Il disegno di legge contro l’omotransfobia presentato dal deputato del Pd Alessandro Zan, noto come “ddl Zan”, è stato tra i più discussi di questa legislatura. Il testo propone, tra le altre cose, di estendere le pene per le discriminazioni basate su motivi razziali, etnici, nazionali o religiosi, anche a quelle fondate «sul sesso, sul genere, sull’orientamento sessuale, sull’identità di genere e sulla disabilità».

A novembre 2020, durante il secondo governo Conte, il ddl Zan ha ricevuto l’approvazione della Camera, passando poi al Senato. Qui i partiti di centrodestra hanno ostacolato il percorso del disegno di legge, definito un provvedimento «liberticida» e contro la libertà di opinione.

Dopo numerose audizioni – anche di esponenti del mondo ultracattolico e no-vax – in Commissione Giustizia del Senato e diversi tentativi di ostruzionismo del centrodestra, a fine ottobre 2021 il testo è arrivato in aula. Qui, con un voto segreto, i senatori hanno approvato la proposta di non esaminare le varie proposte di modifica del disegno di legge (un meccanismo chiamato in gergo parlamentare la “tagliola”), determinando di fatto la fine dell’esame del testo. 

Circa sei mesi dopo la prima bocciatura, a maggio 2022, il Pd ha ripresentato in Senato un testo identico al ddl Zan, che però non ha mai nemmeno cominciato l’esame in Commissione. Oltre al Pd, anche gli altri partiti di centrosinistra, il M5s e l’alleanza tra Italia viva e Azione sono favorevoli all’approvazione di una legge contro l’omotransfobia, mentre finora il centrodestra si è sempre opposto al testo presentato da Zan. 

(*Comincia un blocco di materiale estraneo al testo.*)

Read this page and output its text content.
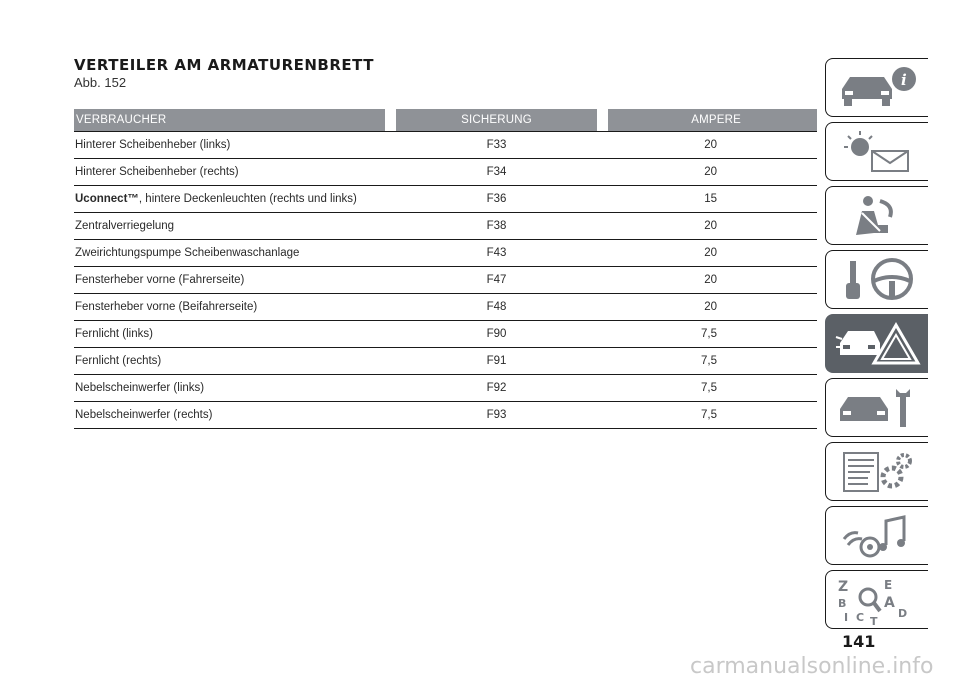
VERTEILER AM ARMATURENBRETT
Abb. 152
VERBRAUCHER		SICHERUNG		AMPERE
Hinterer Scheibenheber (links)		F33		20
Hinterer Scheibenheber (rechts)		F34		20
Uconnect™, hintere Deckenleuchten (rechts und links)		F36		15
Zentralverriegelung		F38		20
Zweirichtungspumpe Scheibenwaschanlage		F43		20
Fensterheber vorne (Fahrerseite)		F47		20
Fensterheber vorne (Beifahrerseite)		F48		20
Fernlicht (links)		F90		7,5
Fernlicht (rechts)		F91		7,5
Nebelscheinwerfer (links)		F92		7,5
Nebelscheinwerfer (rechts)		F93		7,5
i
Z	E
A
B
C	D
I T
141
carmanualsonline.info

Le altre leggi, da Roma Capitale all’equo compenso

Oltre a quelle più discusse nel dibattito pubblico e politico, la fine della legislatura interromperà l’iter parlamentare per centinaia di altre leggi. Tra queste c’è la proposta di riforma costituzionale che vuole attribuire alla città di Roma poteri simili a quelli di una regione, in modo da agevolare la gestione del suo vasto territorio. Dopo essere stato approvato dalla Commissione Affari costituzionali della Camera, il testo ha iniziato l’esame in assemblea il 20 giugno, senza poi proseguire. 

Un’altra proposta di legge costituzionale che non sarà approvata dall’attuale Parlamento è quella che chiede di modificare la modalità di elezione del Senato da regionale a nazionale. Questa riforma, insieme con la modifica dei regolamenti di Camera e Senato, era uno dei cosiddetti “correttivi” che avrebbero dovuto essere adottati in seguito al taglio del parlamentari, approvato con il referendum costituzionale del 2020. Il testo è stato approvato dalla Camera il 10 maggio ed è poi passato al Senato, dove l’esame deve ancora cominciare. Ricordiamo inoltre che, come tutte le riforme costituzionali, i testi sui poteri della città di Roma e quello sulle modalità di elezione del Senato devono essere approvati due volte da entrambe le camere, a distanza di almeno tre mesi.

La fine della legislatura annulla anche il lavoro fatto per approvare la legge sull’equo compenso per i liberi professionisti che offrono il loro servizio a grandi imprese, a società attive nel settore bancario e assicurativo e alla pubblica amministrazione. Il testo, presentato dalla leader di Fratelli d’Italia Giorgia Meloni, era stato approvato dalla Camera a ottobre 2021, per poi passare al Senato, dove è attualmente fermo.

Infine, è destinata a un nulla di fatto anche la proposta di legge, firmata sempre da Meloni, per rendere illegale la maternità surrogata anche nei casi in cui la procedura venga svolta all’estero, che è ferma all’esame della Commissione Giustizia della Camera.